Mobil ini punya bobot sekitar 2,5 ton lebih sedikit. 2.510 kg tepatnya. Namun upaya dari mesin diesel 2,2 liter CRDi yang dibenamkan di balik kap mesin Santa Fe seolah bekerja dengan ringan untuk membawanya menembus kecepatan tertinggi.

Crusing di kecepatan 120 km/jam adalah pilihan yang tepat saat itu. Ternyata jalan tol yang dilapisi oleh beton ini tidak semulus yang diduga. Beberapa kali guncangan-guncangan terjadi akibat kontur jalan yang tidak rata antar sambungan. Namun guncangan tersebut dapat diredam oleh ayunan suspensi Hyundai Santa Fe.

Tidak terlalu keras, sehingga isi kabin tidak terlalu berguncang, juga tidak terlalu lembut yang cenderung membuat penumpang mual di jalanan tidak rata. Komposisinya sungguh pas bagi kami. Apalagi kursi pengemudi dan penumpang dapat diubah dengan mudah untuk mencari posisi yang ergononomis dengan pengaturan elektrik.
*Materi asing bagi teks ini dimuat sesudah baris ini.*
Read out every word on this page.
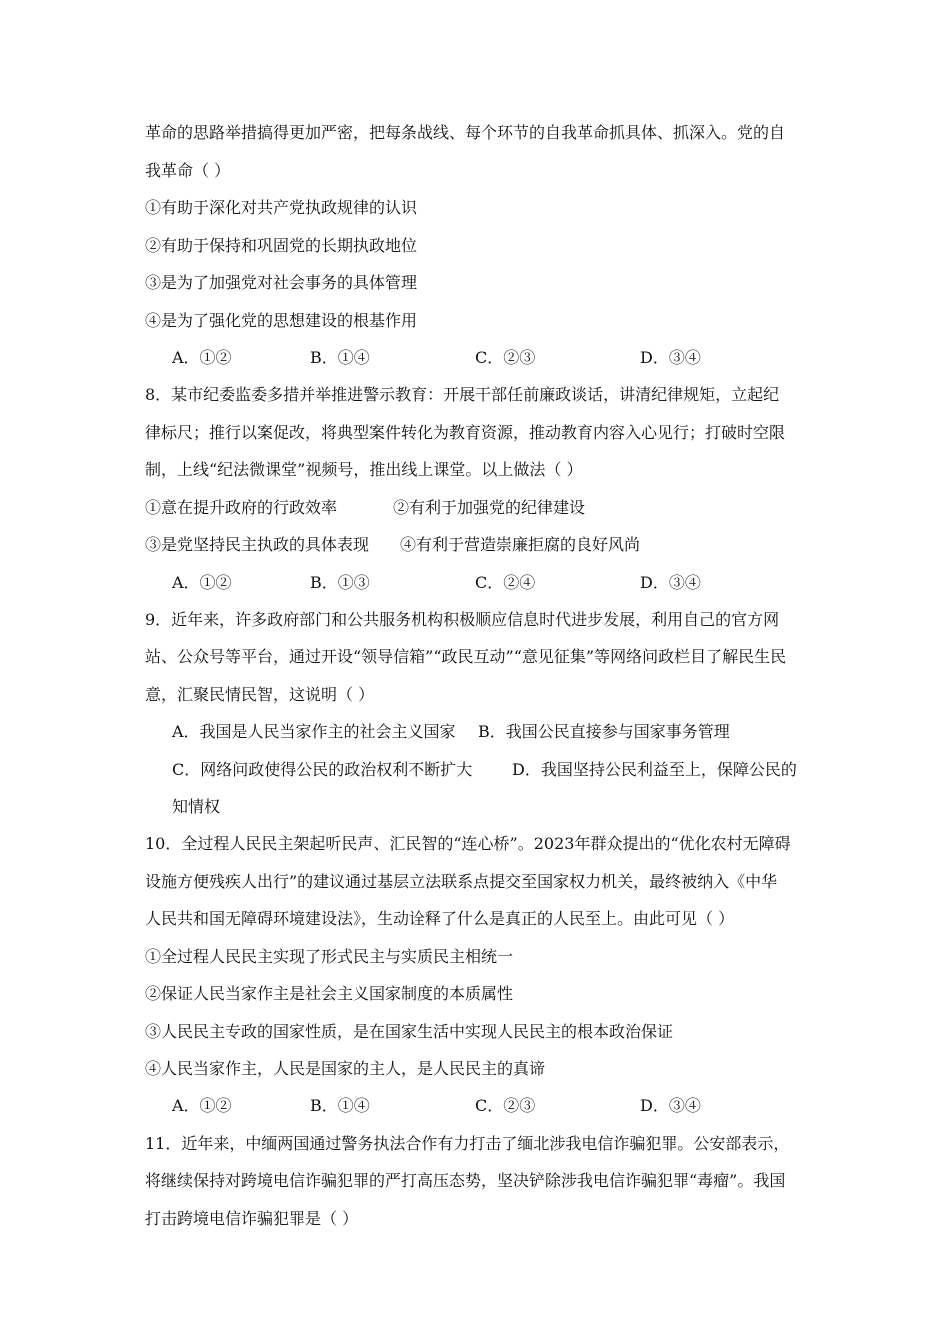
革命的思路举措搞得更加严密，把每条战线、每个环节的自我革命抓具体、抓深入。党的自
我革命（ ）
①有助于深化对共产党执政规律的认识
②有助于保持和巩固党的长期执政地位
③是为了加强党对社会事务的具体管理
④是为了强化党的思想建设的根基作用
A．①②	B．①④	C．②③	D．③④
8．某市纪委监委多措并举推进警示教育：开展干部任前廉政谈话，讲清纪律规矩，立起纪
律标尺；推行以案促改，将典型案件转化为教育资源，推动教育内容入心见行；打破时空限
制，上线“纪法微课堂”视频号，推出线上课堂。以上做法（ ）
①意在提升政府的行政效率	②有利于加强党的纪律建设
③是党坚持民主执政的具体表现 ④有利于营造崇廉拒腐的良好风尚
A．①②	B．①③	C．②④	D．③④
9．近年来，许多政府部门和公共服务机构积极顺应信息时代进步发展，利用自己的官方网
站、公众号等平台，通过开设“领导信箱”“政民互动”“意见征集”等网络问政栏目了解民生民
意，汇聚民情民智，这说明（ ）
A．我国是人民当家作主的社会主义国家 B．我国公民直接参与国家事务管理
C．网络问政使得公民的政治权利不断扩大 D．我国坚持公民利益至上，保障公民的
知情权
10．全过程人民民主架起听民声、汇民智的“连心桥”。2023年群众提出的“优化农村无障碍
设施方便残疾人出行”的建议通过基层立法联系点提交至国家权力机关，最终被纳入《中华
人民共和国无障碍环境建设法》，生动诠释了什么是真正的人民至上。由此可见（ ）
①全过程人民民主实现了形式民主与实质民主相统一
②保证人民当家作主是社会主义国家制度的本质属性
③人民民主专政的国家性质，是在国家生活中实现人民民主的根本政治保证
④人民当家作主，人民是国家的主人，是人民民主的真谛
A．①②	B．①④	C．②③	D．③④
11．近年来，中缅两国通过警务执法合作有力打击了缅北涉我电信诈骗犯罪。公安部表示，
将继续保持对跨境电信诈骗犯罪的严打高压态势，坚决铲除涉我电信诈骗犯罪“毒瘤”。我国
打击跨境电信诈骗犯罪是（ ）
Sangat menunjang kenyamanan saat berkendara.

Oh ya, transmisi dari Hyundai Santa Fe bermesin diesel ini menggunakan model terbaru Smartstream 8 percepatan kopling ganda. Perpindahan giginya sangat cepat dan akurat, serta tidak menimbulkan hentakan di tiap perpindahannya.

Sepanjang perjalanan hingga ke wilayah Bogor betul-betul kami nikmati. Puluhan kilometer yang harus kami tempuh di jalan tol untuk mencapai tujuan kami, kami manfaatkan untuk menguji fitur-fitur berkendaranya seperti Cruise Control. Memang belum mengadopsi fitur Adaptive, namun amat sangat membantu tatkala harus menempuh perjalanan jauh di tol.

Rasa berkendara yang menyenangkan, penuh sensasi seperti ini tidak kami dapatkan dari seterunya di jajaran SUV bermesin diesel. Misalnya seperti duet maut SUV diesel yang begitu laris manis di pasaran, jauh terasa hambar bila disandingkan dengan menu bikinan Korea Selatan ini.

Well, bila Anda adalah seorang penggemar mobil yang mencari sebuah ‘mobil’ SUV karena kenyamanan, kepintaran dan ruang akomodasi , Hyundai Santa Fe layak masuk ke dalam list pertimbangan Anda. Karena SUV model lain yang setara, hanya menjadi sebuah ‘alat transportasi’ belaka yang berkemampuan mengantar Anda dari satu tujuan ke tujuan lain.